The PSOE leader has started the campaign by announcing what, in his opinion, is a spoiler: “I am going to win the elections.” “And those who are only proposing to push our country back are going to lose,” he assured, insistently referring to the PP and Vox. “In twenty days we have gone back twenty years in the public debate. Feijóo and Abascal are the tunnel of time. Ten years of regression in the rights of workers and pensioners, twenty years in LGTBI rights, forty years in women’s rights, and eighty years in censorship of culture ”, he warned.

And to stop this conservative tsunami, Sánchez has asked for the confidence of a vast majority of Spaniards, even those who have never voted for the PSOE, but who now “don’t like the scary movie trailer for these pacts Feijóo with Abascal that we have seen in autonomous communities and in town halls in the last twenty days”. “We agreed to advance in social conquests, and in these last twenty days they have made an impudent exchange of votes for rights, of principles for armchairs,” he criticized. “This is serious, and citizens must be alerted,” he reiterated.

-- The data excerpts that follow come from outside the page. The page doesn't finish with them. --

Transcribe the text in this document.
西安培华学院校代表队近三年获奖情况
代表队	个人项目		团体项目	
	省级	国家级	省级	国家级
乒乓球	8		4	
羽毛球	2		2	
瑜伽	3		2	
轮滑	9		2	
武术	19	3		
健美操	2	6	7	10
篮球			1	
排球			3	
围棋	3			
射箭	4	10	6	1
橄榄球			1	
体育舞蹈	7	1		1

Sánchez has assured that, in these last four years of his mandate, he has managed to reverse what were the three main concerns of citizens when he arrived at Moncloa: unemployment, corruption and the “bankruptcy of the Constitution in Catalonia”. Today, he has highlighted, he continues to rise in economic growth and job creation in Spain. “Today there is an exemplary government and a clean president,” he pointed out. And today, finally, the first political force in Catalonia is the PSC of ex-minister Salvador Illa. In this sense, if he is re-elected, he has promised a Spain “in coexistence, with full employment and free of corruption.”

The alternative of 23-J, he has warned, is not “Sánchez or Spain”, as Alberto Núñez Feijóo points out. The dilemma, he has assured, is: “Or Sánchez, or Feijóo and Abascal.” But he has concluded his intervention by stating that “Spain is much better than the PP and Vox.” “And that is why we are going to win the elections,” he has settled.